There could be many reasons that traceability is useful or required for supply chains. For example, quality assurance and consumer confidence play a major role in the food supply chains. In pharmaceutical supply chains, safety and the facilitation of product recalls might need the help of traceability. While the term ‘traceability’ is frequently heard in supply chain management and is reasonably well known by the general public, having a system that provides reliable and trustworthy traceability information in a cost-effective fashion remains as a challenge for many, if not all, supply chains.

With the emergence of Industry 4.0 and the technological development for Internet of Things (IoT), supply chain traceability information might be more readily collectable and easier to manage. Supply chain traceability provides verifiable traceability information about products, which is not only useful for and satisfy the increasing need of the end users or consumers, but also can provide decision support for companies operating along different supply chains. In this sense, supply chain traceability enables customer satisfaction and marketplace understanding, which are crucial elements for supply chains to be successful.

Establishing supply chain traceability relies on a wide range of expertise and innovative approaches. These include a thorough understanding of supply chain business processes and operations, business optimization, artificial intelligence and Internet of Things.

A recent project, led by Dr Yong Wu from the Department of Business Strategy and Innovation at Griffith University, has demonstrated how supply chain traceability could be established for the meat industry. The project addressed the challenge that there are instances where red meat products have been falsely marked as products of Australia in order to take advantage of the perception of premium quality. It investigated how product traceability could be achieved at different levels for the Australian red meat industry. Reports of the project (funded by the Australian Meat Processor Corporation, AMPC) can be accessed at

A study like the above AMPC project presents great opportunities for businesses.

  • Opportunity to review current supply chain. Supply chain traceability needs to be established based on thorough understanding of business processes and operations, which usually can be leveraged as an excellent opportunity to critically review supply chains and make improvements accordingly.
  • Market and early adopter advantage. Supply chain traceability can offer market advantage in a future market. Product provenance is becoming an increasingly important consideration for consumers. Early adopters of supply chain traceability might gain advantages such as product competitiveness or customer loyalty, as a brand which gives consumers confidence in its authenticity and quality may secure or capture more market share in the future. Traceability information can be further used as a differentiator to offer the ‘story’ behind products for better promotion and engagement with consumers.
  • Regulatory compliance and risk. Supply chain traceability information provides regulatory compliance and reduces risks. It will not take too much imagination to see how supply chain traceability information could help if it were available during the case of strawberry needle contamination. Supply chains will have a much quicker response to an emerging health-related situation, and more importantly limit the extent of damage arising from the incident to different parties along the supply chain.

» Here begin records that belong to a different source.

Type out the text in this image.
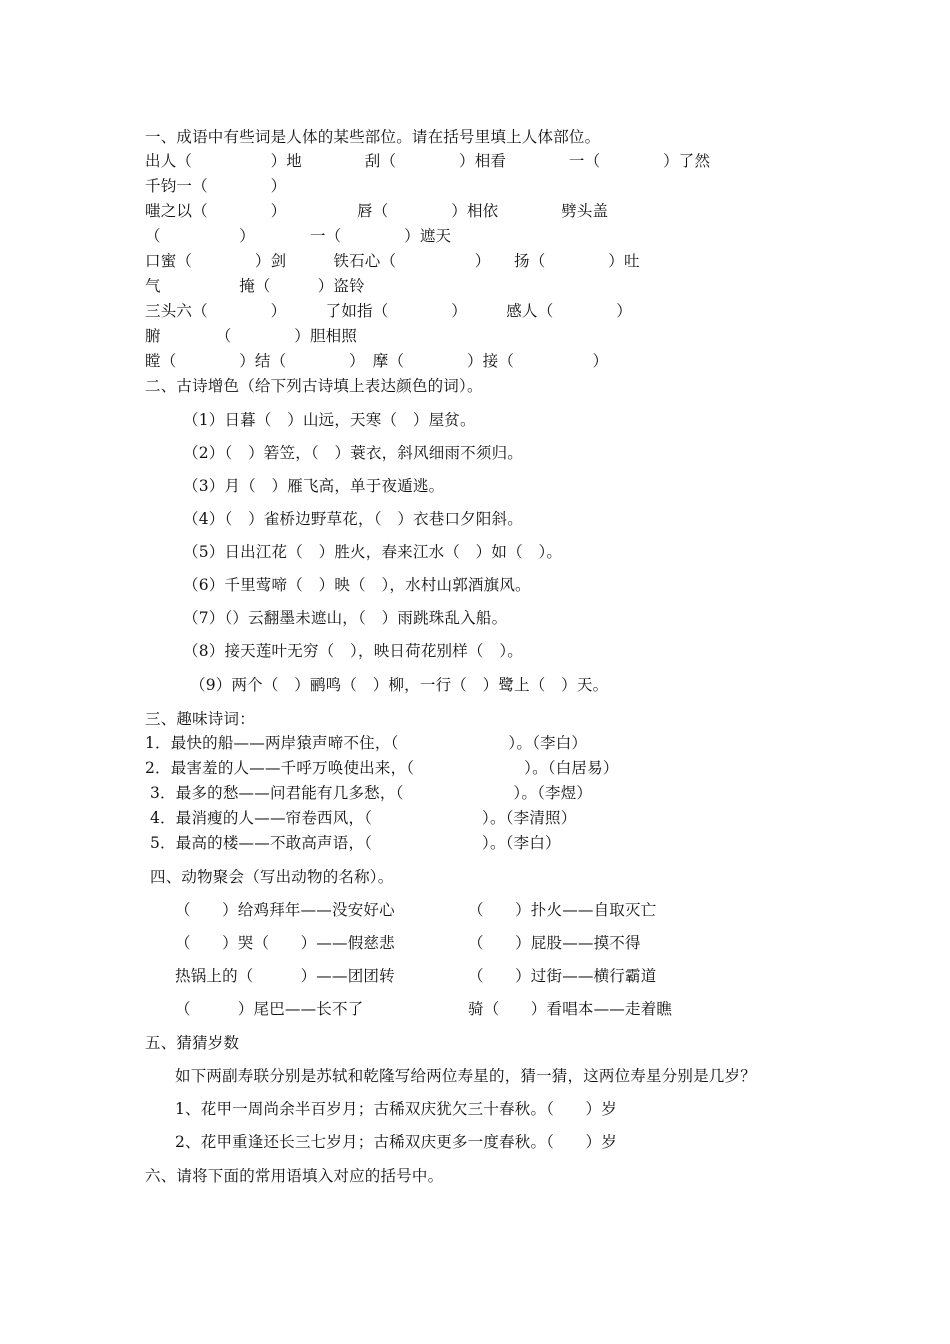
一、成语中有些词是人体的某些部位。请在括号里填上人体部位。
出人（　　　　　）地　　　　刮（　　　　）相看　　　　一（　　　　）了然
千钧一（　　　　）
嗤之以（　　　　）　　　　　唇（　　　　）相依　　　　劈头盖
（　　　　　）　　　　一（　　　　）遮天
口蜜（　　　　）剑　　　铁石心（　　　　　）　　扬（　　　　）吐
气　　　　　掩（　　　）盗铃
三头六（　　　　）　　　了如指（　　　　）　　　感人（　　　　）
腑　　　　（　　　　）胆相照
瞠（　　　　）结（　　　　）　摩（　　　　）接（　　　　　）
二、古诗增色（给下列古诗填上表达颜色的词）。
（1）日暮（　）山远，天寒（　）屋贫。
（2）（　）箬笠，（　）蓑衣，斜风细雨不须归。
（3）月（　）雁飞高，单于夜遁逃。
（4）（　）雀桥边野草花，（　）衣巷口夕阳斜。
（5）日出江花（　）胜火，春来江水（　）如（　）。
（6）千里莺啼（　）映（　），水村山郭酒旗风。
（7）（）云翻墨未遮山，（　）雨跳珠乱入船。
（8）接天莲叶无穷（　），映日荷花别样（　）。
（9）两个（　）鹂鸣（　）柳，一行（　）鹭上（　）天。
三、趣味诗词：
1．最快的船——两岸猿声啼不住，（　　　　　　　）。（李白）
2．最害羞的人——千呼万唤使出来，（　　　　　　　）。（白居易）
3．最多的愁——问君能有几多愁，（　　　　　　　）。（李煜）
4．最消瘦的人——帘卷西风，（　　　　　　　）。（李清照）
5．最高的楼——不敢高声语，（　　　　　　　）。（李白）
四、动物聚会（写出动物的名称）。
（　　）给鸡拜年——没安好心	（　　）扑火——自取灭亡
（　　）哭（　　）——假慈悲	（　　）屁股——摸不得
热锅上的（　　　）——团团转	（　　）过街——横行霸道
（　　　）尾巴——长不了	骑（　　）看唱本——走着瞧
五、猜猜岁数
如下两副寿联分别是苏轼和乾隆写给两位寿星的，猜一猜，这两位寿星分别是几岁？
1、花甲一周尚余半百岁月；古稀双庆犹欠三十春秋。（　　）岁
2、花甲重逢还长三七岁月；古稀双庆更多一度春秋。（　　）岁
六、请将下面的常用语填入对应的括号中。
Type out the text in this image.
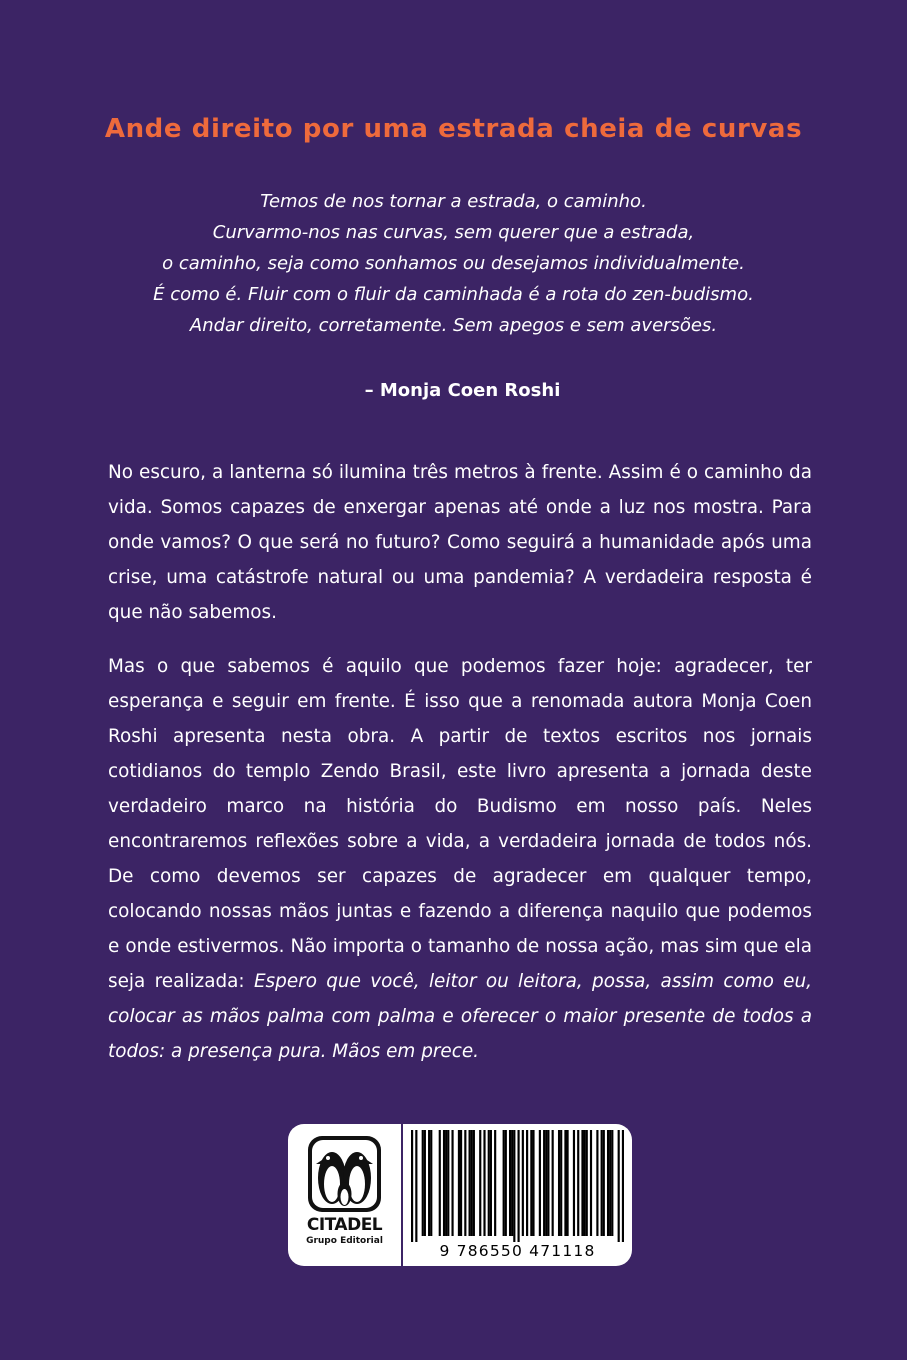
Ande direito por uma estrada cheia de curvas
Temos de nos tornar a estrada, o caminho.
Curvarmo-nos nas curvas, sem querer que a estrada,
o caminho, seja como sonhamos ou desejamos individualmente.
É como é. Fluir com o fluir da caminhada é a rota do zen-budismo.
Andar direito, corretamente. Sem apegos e sem aversões.
– Monja Coen Roshi

No escuro, a lanterna só ilumina três metros à frente. Assim é o caminho da vida. Somos capazes de enxergar apenas até onde a luz nos mostra. Para onde vamos? O que será no futuro? Como seguirá a humanidade após uma crise, uma catástrofe natural ou uma pandemia? A verdadeira resposta é que não sabemos.

Mas o que sabemos é aquilo que podemos fazer hoje: agradecer, ter esperança e seguir em frente. É isso que a renomada autora Monja Coen Roshi apresenta nesta obra. A partir de textos escritos nos jornais cotidianos do templo Zendo Brasil, este livro apresenta a jornada deste verdadeiro marco na história do Budismo em nosso país. Neles encontraremos reflexões sobre a vida, a verdadeira jornada de todos nós. De como devemos ser capazes de agradecer em qualquer tempo, colocando nossas mãos juntas e fazendo a diferença naquilo que podemos e onde estivermos. Não importa o tamanho de nossa ação, mas sim que ela seja realizada: Espero que você, leitor ou leitora, possa, assim como eu, colocar as mãos palma com palma e oferecer o maior presente de todos a todos: a presença pura. Mãos em prece.

CITADEL
Grupo Editorial
9 786550 471118
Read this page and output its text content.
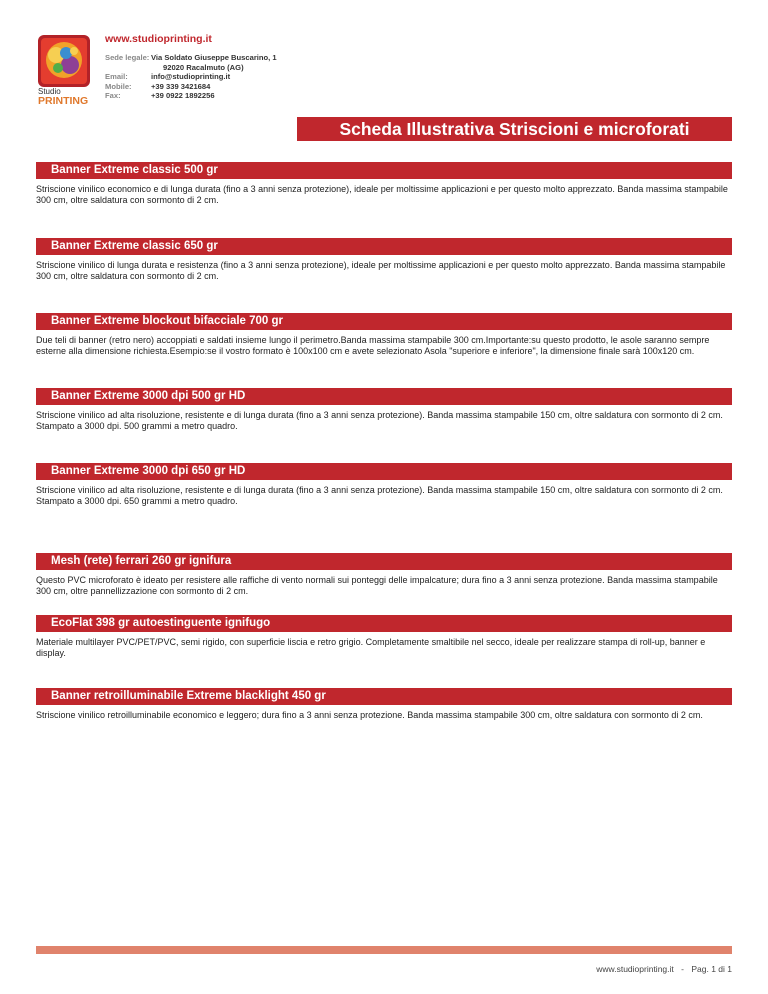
Studio
PRINTING
www.studioprinting.it
Sede legale: Via Soldato Giuseppe Buscarino, 1
92020 Racalmuto (AG)
Email:	info@studioprinting.it
Mobile:	+39 339 3421684
Fax:	+39 0922 1892256
Scheda Illustrativa Striscioni e microforati
Banner Extreme classic 500 gr
Striscione vinilico economico e di lunga durata (fino a 3 anni senza protezione), ideale per moltissime applicazioni e per questo molto apprezzato. Banda massima stampabile 300 cm, oltre saldatura con sormonto di 2 cm.
Banner Extreme classic 650 gr
Striscione vinilico di lunga durata e resistenza (fino a 3 anni senza protezione), ideale per moltissime applicazioni e per questo molto apprezzato. Banda massima stampabile 300 cm, oltre saldatura con sormonto di 2 cm.
Banner Extreme blockout bifacciale 700 gr
Due teli di banner (retro nero) accoppiati e saldati insieme lungo il perimetro.Banda massima stampabile 300 cm.Importante:su questo prodotto, le asole saranno sempre esterne alla dimensione richiesta.Esempio:se il vostro formato è 100x100 cm e avete selezionato Asola "superiore e inferiore", la dimensione finale sarà 100x120 cm.
Banner Extreme 3000 dpi 500 gr HD
Striscione vinilico ad alta risoluzione, resistente e di lunga durata (fino a 3 anni senza protezione). Banda massima stampabile 150 cm, oltre saldatura con sormonto di 2 cm. Stampato a 3000 dpi. 500 grammi a metro quadro.
Banner Extreme 3000 dpi 650 gr HD
Striscione vinilico ad alta risoluzione, resistente e di lunga durata (fino a 3 anni senza protezione). Banda massima stampabile 150 cm, oltre saldatura con sormonto di 2 cm. Stampato a 3000 dpi. 650 grammi a metro quadro.
Mesh (rete) ferrari 260 gr ignifura
Questo PVC microforato è ideato per resistere alle raffiche di vento normali sui ponteggi delle impalcature; dura fino a 3 anni senza protezione. Banda massima stampabile 300 cm, oltre pannellizzazione con sormonto di 2 cm.
EcoFlat 398 gr autoestinguente ignifugo
Materiale multilayer PVC/PET/PVC, semi rigido, con superficie liscia e retro grigio. Completamente smaltibile nel secco, ideale per realizzare stampa di roll-up, banner e display.
Banner retroilluminabile Extreme blacklight 450 gr
Striscione vinilico retroilluminabile economico e leggero; dura fino a 3 anni senza protezione. Banda massima stampabile 300 cm, oltre saldatura con sormonto di 2 cm.
www.studioprinting.it - Pag. 1 di 1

Associated with the opportunities, there are challenges need to be considered when establishing supply chain traceability:

  • Need for collaboration and cooperation. Usually a supply chain wide approach is required to ensure traceability information is properly collected and maintained, which in turn needs collaboration along the supply chain.
  • Costs. The initial investment for infrastructure and information systems for supply chain traceability could be considerable. How should each supply chain partner contribute to this investment needs to be clear before a traceability project starts.
  • Benefits. Benefits are good, they should not be a challenge. However, who will be able to enjoy and how much of the benefits derived from supply chain traceability will also need to be clearly defined and the mechanism agreed.